Belki de kapanmaması daha iyi kim bilir.
Hem bunca FETÖ’cünün ortalıkta fink attığı bir zamanda kapanması
da imkânsız…
Ortalıkta diyorum. Kimi içerde kimi dışarda kimi de yurt dışında
elbette.
Rahmetli Ömer HALİSDEMİR başta olma üzere şehadet şerbeti
içen
insanımızı düşündükçe kanı donuyor insanın.
Sonra bir de arada bir ortaya atılan lüzumsuz beyanatları
duyunca daha bir ifrit oluyoruz ayrıca..
Ilıcak’ın ve Altan’ın dışarı çıkışı hayra mı şerre mi alamet
derken asıl çıkış başka yerden gelmesin mi?
“KHK bir faciadır” deyiverdi yılların kurt siyasetçisi
Arınç…
Tam da soğuyan havalarla bir buz kesmişti ki ortalık, kem küm
sözleriyle toparlama telaşıdır aldı yürüdü.
Arınç en son olarak aslında mesele şu dostlar demek istedim
dercesine ''AK Parti Türkiye'nin sigortası. Bu sigortayı attırmamak
lazım.
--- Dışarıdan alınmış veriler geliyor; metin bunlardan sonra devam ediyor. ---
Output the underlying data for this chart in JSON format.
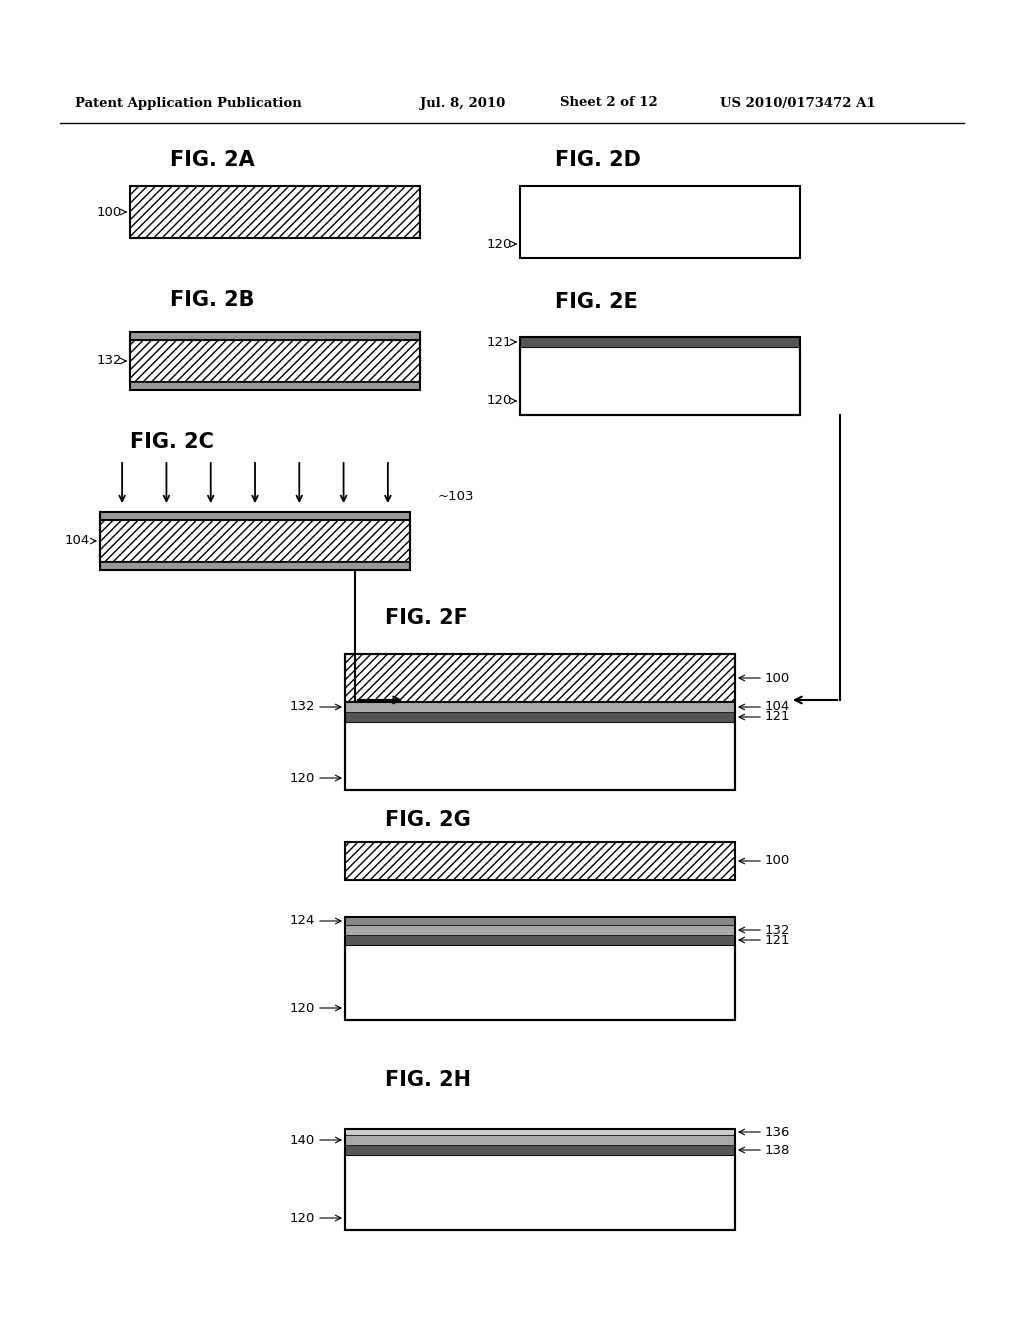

Birbirimize düşeriz, parçalanırız, kuvvetimiz gider''
dedi.
Ha şunu bileydin. Amma ve lakin benim yaşımın iki katından fazla
siyasetle uğraşmış hele ki Rahmetli Erbakan’ın rahle-i tedrisine
diz çökmüş bir hukuk adamının cerbezeli laflarının arasına bu
ifadeyi sıkıştırması hiç ama hiç hayra alamet değil.